Keith Haring, quando il writing divenne arte
16 febbraio 1991. Il mondo piangeva la scomparsa di Keith Haring, il più grande writer della storia.
Keith Haring fin da piccolo dimostrò una grande abilità nel disegno e in particolare nell’arte del fumetto. Classe 1958, è una leggenda dell’arte popolare americana ed internazionale e le sue opere hanno un significato inestimabile
Il genio di Keith Haring tuttavia fu all’inizio profondamente incompreso: i più non seppero comprendere la novità di un arte così bassa. Cosa voleva rappresentare con le sue figure stilizzate e per di più disegnate su muri e cartelli pubblicitari? Era, a detta di molti, puro vandalismo.

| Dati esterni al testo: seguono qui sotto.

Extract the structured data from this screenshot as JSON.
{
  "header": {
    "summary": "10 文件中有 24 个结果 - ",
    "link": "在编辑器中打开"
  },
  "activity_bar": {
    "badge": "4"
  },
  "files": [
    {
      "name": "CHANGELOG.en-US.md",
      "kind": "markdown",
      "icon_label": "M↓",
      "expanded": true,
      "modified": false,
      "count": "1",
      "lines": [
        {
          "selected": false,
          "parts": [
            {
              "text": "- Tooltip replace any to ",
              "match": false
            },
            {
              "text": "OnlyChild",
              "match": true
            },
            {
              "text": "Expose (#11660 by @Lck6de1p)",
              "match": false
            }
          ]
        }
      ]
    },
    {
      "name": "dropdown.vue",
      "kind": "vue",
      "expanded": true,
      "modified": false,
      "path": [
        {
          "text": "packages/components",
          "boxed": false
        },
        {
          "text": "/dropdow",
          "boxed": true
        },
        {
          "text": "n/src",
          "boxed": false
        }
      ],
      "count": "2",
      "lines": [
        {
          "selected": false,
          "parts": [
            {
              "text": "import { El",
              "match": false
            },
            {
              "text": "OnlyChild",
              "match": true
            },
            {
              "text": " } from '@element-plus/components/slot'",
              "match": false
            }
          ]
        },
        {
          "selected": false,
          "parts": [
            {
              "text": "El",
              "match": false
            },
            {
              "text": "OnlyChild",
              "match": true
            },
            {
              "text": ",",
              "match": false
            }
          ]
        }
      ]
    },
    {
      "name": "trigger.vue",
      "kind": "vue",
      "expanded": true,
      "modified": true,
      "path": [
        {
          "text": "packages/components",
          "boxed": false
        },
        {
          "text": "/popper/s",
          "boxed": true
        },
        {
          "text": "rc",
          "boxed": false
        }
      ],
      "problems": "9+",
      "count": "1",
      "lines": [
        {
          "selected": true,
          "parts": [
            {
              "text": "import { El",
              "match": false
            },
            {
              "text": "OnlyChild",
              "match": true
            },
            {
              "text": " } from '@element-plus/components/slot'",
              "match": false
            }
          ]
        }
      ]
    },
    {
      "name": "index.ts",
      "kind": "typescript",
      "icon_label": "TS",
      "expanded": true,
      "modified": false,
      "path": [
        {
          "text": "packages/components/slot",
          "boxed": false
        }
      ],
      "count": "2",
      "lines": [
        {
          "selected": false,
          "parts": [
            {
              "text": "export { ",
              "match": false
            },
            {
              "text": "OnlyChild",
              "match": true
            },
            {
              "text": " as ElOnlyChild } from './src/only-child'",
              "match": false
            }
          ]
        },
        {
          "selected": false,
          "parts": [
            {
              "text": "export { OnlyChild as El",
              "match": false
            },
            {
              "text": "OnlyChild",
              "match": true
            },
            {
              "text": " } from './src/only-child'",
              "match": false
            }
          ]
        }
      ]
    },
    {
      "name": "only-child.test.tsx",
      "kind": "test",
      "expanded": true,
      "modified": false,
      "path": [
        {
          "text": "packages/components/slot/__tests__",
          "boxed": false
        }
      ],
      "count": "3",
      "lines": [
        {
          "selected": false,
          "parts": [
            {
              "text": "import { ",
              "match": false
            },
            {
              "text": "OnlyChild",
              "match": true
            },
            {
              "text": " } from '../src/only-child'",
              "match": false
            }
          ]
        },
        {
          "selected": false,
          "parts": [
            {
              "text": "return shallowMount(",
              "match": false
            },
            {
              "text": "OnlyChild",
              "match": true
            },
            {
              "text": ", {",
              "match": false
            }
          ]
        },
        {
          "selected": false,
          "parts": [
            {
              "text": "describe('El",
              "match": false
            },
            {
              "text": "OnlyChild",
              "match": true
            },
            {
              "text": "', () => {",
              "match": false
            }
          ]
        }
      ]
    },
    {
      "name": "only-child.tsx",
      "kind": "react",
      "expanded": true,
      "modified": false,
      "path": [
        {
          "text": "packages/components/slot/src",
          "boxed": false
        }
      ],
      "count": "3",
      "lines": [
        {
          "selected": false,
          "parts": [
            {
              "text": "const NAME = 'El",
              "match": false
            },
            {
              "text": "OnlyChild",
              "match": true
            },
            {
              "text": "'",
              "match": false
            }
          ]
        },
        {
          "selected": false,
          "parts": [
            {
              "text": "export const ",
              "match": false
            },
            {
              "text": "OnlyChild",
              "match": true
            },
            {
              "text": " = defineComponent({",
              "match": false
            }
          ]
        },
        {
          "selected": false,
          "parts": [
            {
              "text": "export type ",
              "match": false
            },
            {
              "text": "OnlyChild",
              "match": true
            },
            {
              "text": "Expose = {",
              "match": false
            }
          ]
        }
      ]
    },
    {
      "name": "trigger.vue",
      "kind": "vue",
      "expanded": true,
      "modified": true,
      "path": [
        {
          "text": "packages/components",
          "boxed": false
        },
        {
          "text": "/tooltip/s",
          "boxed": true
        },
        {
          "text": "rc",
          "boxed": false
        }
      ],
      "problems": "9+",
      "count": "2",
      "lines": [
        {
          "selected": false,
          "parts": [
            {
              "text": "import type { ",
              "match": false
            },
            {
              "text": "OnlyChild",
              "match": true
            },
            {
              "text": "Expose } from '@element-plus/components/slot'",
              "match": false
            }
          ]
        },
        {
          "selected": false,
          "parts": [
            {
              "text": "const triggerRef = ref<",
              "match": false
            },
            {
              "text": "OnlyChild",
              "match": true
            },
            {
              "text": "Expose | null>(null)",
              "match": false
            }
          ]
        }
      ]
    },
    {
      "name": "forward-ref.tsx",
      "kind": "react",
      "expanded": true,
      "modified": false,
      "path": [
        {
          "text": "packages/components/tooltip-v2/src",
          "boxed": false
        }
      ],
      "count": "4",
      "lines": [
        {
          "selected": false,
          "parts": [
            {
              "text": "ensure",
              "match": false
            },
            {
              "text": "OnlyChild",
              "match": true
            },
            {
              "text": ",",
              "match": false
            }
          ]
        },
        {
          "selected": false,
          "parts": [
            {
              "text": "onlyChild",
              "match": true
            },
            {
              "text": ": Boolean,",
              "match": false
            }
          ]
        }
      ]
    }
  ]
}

La sua biografia racconta che la carriera iniziò con qualche arresto. Amava disegnare su cartelli pubblicitari nelle principali stazioni metropolitane. Era una “galleria d’arte” molto frequentata e lì tutti lo avrebbero potuto ammirare.
Le forze dell’ordine naturalmente non la pensavano allo stesso modo e quindi dovette scontare giorni e giorni di carcerazione. La legge alla dine non vinse il suo proposito.
Iniziò a maturare un vivo interesse per quelle forme artistiche così strane e nuove.
Omini stilizzati si muovevano in grovigli di mani e strane posizioni. I suoi disegni erano dinamici e avevano un senso. La “popular art”, dovendo essere comprensibile a chiunque, veicolava messaggi sociali banali nel loro essere, ma “rivoluzionari” nel modo in cui venivano esplicitati.
Diversi galleristi di New York, la sua città natale, compreso il ben noto Andy Warhol, gli aprirono le porte dei più prestigiosi circoli culturali d’America. Le sue creazioni furono un successo. In pochi anni divenne l’artista più conosciuto nel mondo culturale internazionale. La sua fama raggiunse anche l’Europa dove espose e produsse numerose tele che andarono “a ruba” tra i più grandi collezionisti.
E non finisce qui. La sua concezione di arte popolare lo spinse a disegnare anche su t-shirt e oggetti ad uso quotidiano: tazze, piatti, mobili d’arredamento….qualsiasi cosa potesse essere veicolo di diffusione artistica.
Aprì un celebre punto vendita, il “Pop shop”, che proponeva al pubblico i suoi lavori più raffinati per essere poi venduti al migliore acquirente.
Il suo impegno sociale si consolidò inoltre anche in iniziative sociali e in campagne di beneficenza in particolare contro l’AIDS, di cui si ammalò verso la fine degli anni ottanta.
La sua personale battaglia con l’HIV la perse. Morì il 16 febbraio 1991, ma il suo nome ormai divenne un astro nel grande firmamento del mondo artistico mondiale.